I'm not trying to say that people don't try to bend language to their whims. They do it all the time. What I am saying is that bending language to one's whims is how language has developed and changed since the beginning of language, or at least since the words we've made have been used to describe things that affect the social context. All people, everywhere, use and "misuse" their own language, mucking up accepted spellings, definitions and meanings, attributing different ideas to different words, altering the historical context of the words, etc. And that's okay, because it's everyone's language to use as they want. If someone uses a word incorrectly and the rest of the world doesn't like it, the world will just ignore them or call them a dumbass or something (or, if they're feeling kind, relegate their altered vocabulary to the realms of obscurity). But if someone or a group of someones uses language in a way that resonates with a large enough group of people, the change will stick around until people start ascribing different meaning to the words they use.

The only languages that are pure and "un-perverted" are those who have had their meanings set in stone, and the only languages that have done that are those that have died out with the death of their people (who, before dying out, also changed, misused and perverted their language). Living languages are filthy bastards and mutts, swimming in the filth of linguistic incest and inbreeding.
Everything I wish for myself, I wish for you also.

rong

broadly interpretable is broadly appealing
"a real smart feller, he felt smart"

Rococo Modem Basilisk

Language mutates constantly. We can't stop it. It uses *us* to replicate.
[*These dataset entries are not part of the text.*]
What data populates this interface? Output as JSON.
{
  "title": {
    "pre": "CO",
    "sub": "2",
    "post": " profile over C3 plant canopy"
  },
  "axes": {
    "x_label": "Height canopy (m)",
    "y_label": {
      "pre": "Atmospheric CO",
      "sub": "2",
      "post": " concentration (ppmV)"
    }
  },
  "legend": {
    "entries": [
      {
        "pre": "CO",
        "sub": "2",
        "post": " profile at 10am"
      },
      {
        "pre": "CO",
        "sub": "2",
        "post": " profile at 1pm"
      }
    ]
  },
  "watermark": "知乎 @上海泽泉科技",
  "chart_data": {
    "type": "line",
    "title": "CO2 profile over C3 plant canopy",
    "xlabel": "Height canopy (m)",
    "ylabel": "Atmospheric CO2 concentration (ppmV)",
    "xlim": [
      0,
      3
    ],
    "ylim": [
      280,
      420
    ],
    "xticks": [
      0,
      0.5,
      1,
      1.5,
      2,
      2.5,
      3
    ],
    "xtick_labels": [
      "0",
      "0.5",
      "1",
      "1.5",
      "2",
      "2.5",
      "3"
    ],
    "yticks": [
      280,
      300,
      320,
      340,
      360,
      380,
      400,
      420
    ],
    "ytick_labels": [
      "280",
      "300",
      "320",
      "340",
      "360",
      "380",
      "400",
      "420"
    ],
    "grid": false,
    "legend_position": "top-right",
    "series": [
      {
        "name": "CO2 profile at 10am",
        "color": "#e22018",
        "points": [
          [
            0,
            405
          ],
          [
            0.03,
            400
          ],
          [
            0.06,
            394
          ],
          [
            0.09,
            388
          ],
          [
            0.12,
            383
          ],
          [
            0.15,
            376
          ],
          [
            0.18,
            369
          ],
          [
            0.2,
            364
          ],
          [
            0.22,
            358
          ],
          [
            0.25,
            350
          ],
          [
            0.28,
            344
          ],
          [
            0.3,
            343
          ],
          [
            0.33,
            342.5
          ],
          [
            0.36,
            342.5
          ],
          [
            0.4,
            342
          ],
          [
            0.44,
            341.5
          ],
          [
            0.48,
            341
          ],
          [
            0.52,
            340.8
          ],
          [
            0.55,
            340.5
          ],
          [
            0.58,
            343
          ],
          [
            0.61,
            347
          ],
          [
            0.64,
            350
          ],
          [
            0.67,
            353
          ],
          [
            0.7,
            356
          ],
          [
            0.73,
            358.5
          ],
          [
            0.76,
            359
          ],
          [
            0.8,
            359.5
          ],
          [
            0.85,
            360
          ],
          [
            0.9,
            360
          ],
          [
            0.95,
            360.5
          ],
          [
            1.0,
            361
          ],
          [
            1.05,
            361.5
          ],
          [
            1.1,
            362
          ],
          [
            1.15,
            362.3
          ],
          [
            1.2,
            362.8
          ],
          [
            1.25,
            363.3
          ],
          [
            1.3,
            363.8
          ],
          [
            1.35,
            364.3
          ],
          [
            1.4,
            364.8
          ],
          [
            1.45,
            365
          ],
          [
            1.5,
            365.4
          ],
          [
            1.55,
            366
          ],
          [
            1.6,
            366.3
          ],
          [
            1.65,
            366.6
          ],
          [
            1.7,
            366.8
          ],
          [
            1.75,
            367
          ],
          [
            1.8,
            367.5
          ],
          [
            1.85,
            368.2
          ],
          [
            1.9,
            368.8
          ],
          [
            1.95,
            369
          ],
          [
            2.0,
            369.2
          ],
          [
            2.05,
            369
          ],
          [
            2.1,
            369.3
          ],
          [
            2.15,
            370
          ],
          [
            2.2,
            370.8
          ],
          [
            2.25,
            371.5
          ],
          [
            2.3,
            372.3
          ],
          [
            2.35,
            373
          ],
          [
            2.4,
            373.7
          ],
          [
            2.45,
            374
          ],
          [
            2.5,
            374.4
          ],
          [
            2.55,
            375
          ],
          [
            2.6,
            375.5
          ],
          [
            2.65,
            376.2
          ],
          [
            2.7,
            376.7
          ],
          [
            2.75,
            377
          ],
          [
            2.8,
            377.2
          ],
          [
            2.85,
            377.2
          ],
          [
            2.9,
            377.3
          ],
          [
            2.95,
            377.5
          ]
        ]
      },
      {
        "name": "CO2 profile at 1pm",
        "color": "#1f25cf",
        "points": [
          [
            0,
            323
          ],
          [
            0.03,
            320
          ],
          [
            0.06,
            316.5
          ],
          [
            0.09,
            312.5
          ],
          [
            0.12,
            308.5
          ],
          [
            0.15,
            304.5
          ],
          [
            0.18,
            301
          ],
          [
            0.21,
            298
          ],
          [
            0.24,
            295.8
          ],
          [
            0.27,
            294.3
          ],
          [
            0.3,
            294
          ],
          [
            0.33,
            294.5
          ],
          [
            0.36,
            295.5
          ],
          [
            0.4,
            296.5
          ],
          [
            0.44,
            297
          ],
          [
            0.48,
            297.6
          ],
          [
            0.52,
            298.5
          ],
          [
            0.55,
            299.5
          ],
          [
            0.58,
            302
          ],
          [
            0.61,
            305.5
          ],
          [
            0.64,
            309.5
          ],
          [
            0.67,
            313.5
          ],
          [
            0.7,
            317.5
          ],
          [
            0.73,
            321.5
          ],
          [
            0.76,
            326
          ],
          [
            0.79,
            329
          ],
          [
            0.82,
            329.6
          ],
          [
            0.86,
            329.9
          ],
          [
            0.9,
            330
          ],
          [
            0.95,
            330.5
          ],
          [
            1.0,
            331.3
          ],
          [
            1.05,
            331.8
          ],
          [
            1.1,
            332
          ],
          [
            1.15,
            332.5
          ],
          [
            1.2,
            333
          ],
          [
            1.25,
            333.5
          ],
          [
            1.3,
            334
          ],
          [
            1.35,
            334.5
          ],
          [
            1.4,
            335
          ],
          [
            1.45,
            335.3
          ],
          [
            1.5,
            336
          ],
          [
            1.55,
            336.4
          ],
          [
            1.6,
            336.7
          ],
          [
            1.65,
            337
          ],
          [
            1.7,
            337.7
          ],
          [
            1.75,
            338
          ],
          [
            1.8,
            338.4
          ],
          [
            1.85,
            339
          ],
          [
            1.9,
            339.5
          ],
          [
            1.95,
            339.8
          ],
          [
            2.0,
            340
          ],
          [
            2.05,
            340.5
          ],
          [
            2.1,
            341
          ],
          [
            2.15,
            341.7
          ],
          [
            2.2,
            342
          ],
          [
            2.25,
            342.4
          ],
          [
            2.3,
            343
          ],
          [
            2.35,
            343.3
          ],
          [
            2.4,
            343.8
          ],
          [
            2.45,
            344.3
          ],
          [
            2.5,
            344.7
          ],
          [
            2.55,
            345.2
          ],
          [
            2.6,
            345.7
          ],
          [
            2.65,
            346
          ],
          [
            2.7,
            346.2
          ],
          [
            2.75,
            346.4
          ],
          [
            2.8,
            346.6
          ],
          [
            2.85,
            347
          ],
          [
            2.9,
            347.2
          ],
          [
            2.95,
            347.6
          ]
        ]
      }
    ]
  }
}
At the very least, we can try to make it mutate in good, nice, funny, aweful, artificial, amusing ways, instead of terrible, agonizing, facist, pink-commie-liberal-socialist-libertarian-cryptofacist-neocon-decepticon-lovehating-wingnutting-hateful ways.

That's just my pair o' pence.


I am not "full of hate" as if I were some passive container. I am a generator of hate, and my rage is a renewable resource, like sunshine.

Reginald Ret

I understand and agree manta.
Thanks for taking the time to make it clear to me :)
Lord Byron: "Those who will not reason, are bigots, those who cannot, are fools, and those who dare not, are slaves."

Nigel saying the wisest words ever uttered: "It's just a suffix."

"The worst forum ever" "The most mediocre forum on the internet" "The dumbest forum on the internet" "The most retarded forum on the internet" "The lamest forum on the internet" "The coolest forum on the internet"

Manta Obscura

Quote from: Regret on November 12, 2008, 10:44:50 AM
I understand and agree manta.
Thanks for taking the time to make it clear to me :)

No problem. It's best you hear it from me rather than out on the street.

Or, God help you, throughout four years of collegiate linguistics classes and case studies. . . *shudder*
Everything I wish for myself, I wish for you also.